Jordan Islamists skeptical over new premier Bakhit

The Islamic Action Front (IAF), Jordan's main opposition party, said Wednesday it was discouraged by King Abdullah II's appointment of Marouf Bakhit as new prime minister, dpa reported.

"We think he is not the right man for conducting the required political reforms," the head of the IAF Political Department, Zaki Bani Ersheid, told the German Press Agency dpa.

"The main reason for our opposition to Bakhit's premiership is the fact that his government was responsible for the rigging of the 2007 elections," Bani Ersheid added.

Bakhit formed his first cabinet in November 2005 and was replaced by King Abdullah in November 2007.

The IAF and its mother group, the Muslim Brotherhood movement, accused Bakhit's government of conducting false elections in 2007 with the aim of shrinking their influence in parliament and the general public.

In the 2007 polls, the number of IAF deputies at the then 110- member lower house of parliament fell sharply to six, from 17 in the previous chamber.

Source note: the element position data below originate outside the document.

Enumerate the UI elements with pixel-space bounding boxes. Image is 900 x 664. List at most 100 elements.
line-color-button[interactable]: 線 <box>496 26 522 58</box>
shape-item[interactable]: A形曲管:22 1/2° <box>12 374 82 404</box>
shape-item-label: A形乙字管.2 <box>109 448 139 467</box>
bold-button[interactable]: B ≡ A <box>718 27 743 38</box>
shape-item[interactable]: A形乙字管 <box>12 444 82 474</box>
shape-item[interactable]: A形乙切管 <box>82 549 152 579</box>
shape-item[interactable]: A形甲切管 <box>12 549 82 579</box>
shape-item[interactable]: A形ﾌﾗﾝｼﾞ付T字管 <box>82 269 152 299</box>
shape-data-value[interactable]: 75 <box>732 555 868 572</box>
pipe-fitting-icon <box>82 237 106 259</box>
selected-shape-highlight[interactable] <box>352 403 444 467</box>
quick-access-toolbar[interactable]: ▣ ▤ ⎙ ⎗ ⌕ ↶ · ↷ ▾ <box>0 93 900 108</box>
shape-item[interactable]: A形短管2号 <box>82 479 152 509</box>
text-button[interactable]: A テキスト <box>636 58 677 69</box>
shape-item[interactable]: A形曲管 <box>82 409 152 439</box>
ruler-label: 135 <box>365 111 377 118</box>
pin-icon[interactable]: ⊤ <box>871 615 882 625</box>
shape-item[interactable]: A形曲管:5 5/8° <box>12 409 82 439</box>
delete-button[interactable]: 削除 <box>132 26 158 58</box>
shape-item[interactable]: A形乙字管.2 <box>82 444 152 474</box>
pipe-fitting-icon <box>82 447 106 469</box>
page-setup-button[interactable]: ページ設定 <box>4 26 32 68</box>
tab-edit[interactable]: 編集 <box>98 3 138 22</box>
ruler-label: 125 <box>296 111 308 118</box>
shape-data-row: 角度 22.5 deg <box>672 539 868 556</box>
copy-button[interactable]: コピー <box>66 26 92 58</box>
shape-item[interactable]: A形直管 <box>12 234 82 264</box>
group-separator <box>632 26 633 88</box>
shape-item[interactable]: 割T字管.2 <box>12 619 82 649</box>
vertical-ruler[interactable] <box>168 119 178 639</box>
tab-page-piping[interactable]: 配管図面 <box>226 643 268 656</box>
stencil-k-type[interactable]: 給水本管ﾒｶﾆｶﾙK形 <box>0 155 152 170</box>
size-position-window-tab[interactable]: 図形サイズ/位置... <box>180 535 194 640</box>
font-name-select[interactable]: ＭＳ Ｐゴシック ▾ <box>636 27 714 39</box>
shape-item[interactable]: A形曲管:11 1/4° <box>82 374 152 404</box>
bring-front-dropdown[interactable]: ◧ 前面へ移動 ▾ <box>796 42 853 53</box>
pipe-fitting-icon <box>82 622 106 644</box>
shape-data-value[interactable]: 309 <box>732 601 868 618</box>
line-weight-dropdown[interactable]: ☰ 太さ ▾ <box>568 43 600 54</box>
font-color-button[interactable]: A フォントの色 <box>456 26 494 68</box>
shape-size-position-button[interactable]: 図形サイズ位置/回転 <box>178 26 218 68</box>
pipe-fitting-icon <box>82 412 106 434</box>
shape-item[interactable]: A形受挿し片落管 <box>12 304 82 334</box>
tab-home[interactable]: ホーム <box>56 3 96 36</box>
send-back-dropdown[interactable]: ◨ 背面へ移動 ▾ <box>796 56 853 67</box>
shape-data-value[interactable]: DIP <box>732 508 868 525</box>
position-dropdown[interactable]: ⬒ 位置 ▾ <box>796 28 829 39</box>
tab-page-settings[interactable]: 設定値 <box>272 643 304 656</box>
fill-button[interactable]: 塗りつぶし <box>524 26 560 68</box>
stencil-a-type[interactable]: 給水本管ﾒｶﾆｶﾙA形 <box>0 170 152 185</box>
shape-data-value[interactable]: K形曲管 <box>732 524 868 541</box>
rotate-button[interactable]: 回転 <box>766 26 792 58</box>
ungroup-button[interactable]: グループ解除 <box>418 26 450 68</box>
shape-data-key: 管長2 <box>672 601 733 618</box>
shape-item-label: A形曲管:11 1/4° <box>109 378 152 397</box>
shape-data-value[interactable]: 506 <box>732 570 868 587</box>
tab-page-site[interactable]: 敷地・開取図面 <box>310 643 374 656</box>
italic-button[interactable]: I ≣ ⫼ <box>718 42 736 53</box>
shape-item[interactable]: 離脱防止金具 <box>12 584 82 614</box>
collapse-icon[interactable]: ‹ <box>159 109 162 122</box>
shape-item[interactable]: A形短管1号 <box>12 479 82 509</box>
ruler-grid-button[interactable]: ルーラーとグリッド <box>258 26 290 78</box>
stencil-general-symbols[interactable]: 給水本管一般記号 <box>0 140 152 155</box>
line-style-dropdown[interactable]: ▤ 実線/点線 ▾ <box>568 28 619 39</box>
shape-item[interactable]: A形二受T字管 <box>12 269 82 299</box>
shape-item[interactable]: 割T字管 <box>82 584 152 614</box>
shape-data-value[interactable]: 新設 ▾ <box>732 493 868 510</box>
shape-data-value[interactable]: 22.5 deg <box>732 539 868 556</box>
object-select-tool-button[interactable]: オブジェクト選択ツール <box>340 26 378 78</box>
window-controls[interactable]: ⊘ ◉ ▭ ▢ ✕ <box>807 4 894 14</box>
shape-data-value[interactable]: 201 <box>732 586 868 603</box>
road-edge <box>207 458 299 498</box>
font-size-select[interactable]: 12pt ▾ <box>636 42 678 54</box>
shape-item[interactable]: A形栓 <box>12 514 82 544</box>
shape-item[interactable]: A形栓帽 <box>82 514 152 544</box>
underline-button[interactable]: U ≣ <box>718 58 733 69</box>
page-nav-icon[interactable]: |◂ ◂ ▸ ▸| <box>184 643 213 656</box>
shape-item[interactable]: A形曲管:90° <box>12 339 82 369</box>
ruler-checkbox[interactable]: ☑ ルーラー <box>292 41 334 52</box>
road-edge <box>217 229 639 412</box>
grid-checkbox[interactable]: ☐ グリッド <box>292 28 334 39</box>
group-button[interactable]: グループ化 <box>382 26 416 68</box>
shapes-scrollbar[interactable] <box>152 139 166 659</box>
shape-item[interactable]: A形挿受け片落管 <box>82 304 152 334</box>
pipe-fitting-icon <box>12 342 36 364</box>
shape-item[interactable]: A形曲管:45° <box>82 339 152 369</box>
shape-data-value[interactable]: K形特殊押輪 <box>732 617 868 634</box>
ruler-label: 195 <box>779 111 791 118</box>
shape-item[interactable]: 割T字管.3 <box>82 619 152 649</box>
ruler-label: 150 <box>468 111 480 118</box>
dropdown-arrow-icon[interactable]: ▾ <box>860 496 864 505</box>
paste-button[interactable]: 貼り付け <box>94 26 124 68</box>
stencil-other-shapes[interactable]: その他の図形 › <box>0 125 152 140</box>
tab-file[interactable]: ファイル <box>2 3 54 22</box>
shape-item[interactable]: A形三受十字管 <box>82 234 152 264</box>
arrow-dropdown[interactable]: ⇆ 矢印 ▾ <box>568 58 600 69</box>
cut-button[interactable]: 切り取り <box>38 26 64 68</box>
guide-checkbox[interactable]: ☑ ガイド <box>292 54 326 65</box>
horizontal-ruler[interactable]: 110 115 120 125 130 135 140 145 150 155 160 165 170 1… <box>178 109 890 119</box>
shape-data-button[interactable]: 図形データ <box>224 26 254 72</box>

The state-funded National Centre for Human Rights (NCHR) seemed to support the IAF charges when it acknowledged that certain "irregularities" had taken place during the 2007 polls.

King Abdullah on Tuesday sacked the government of Prime Minister Samir Rifai after a series of protests sweeping the country the past three weeks.

He caught Islamists and other political quarters off-guard when he asked Bakhit to form a new cabinet to which he assigned the duty of taking "speedy, practical and tangible steps to launch a process of real political reforms that reflects our comprehensive modernisation vision."

On Wednesday, media commentators were questioning Bakhit's ability to carry out political reforms, given the suspected rigging of the 2007 polls and other cases of corruption.

"Will Bakhit be able in his second government to surmount the mistakes of the first one?" Fahd Kheetan, managing director of the independent daily Alarab Alyawm asked.

Bakhit's appointment as prime minister came amid reports that King Abdullah was now prepared to hold his first meeting with the Islamic movement in the country in many years.

Bani Ersheid confirmed that Islamists were expecting to meet with the King, but said that a specific date had not been fixed yet.

The Muslim Brotherhood and its political arm, the IAF, boycotted the November 9 elections, citing the Rifai government's failure to adopt political reforms including a new election system.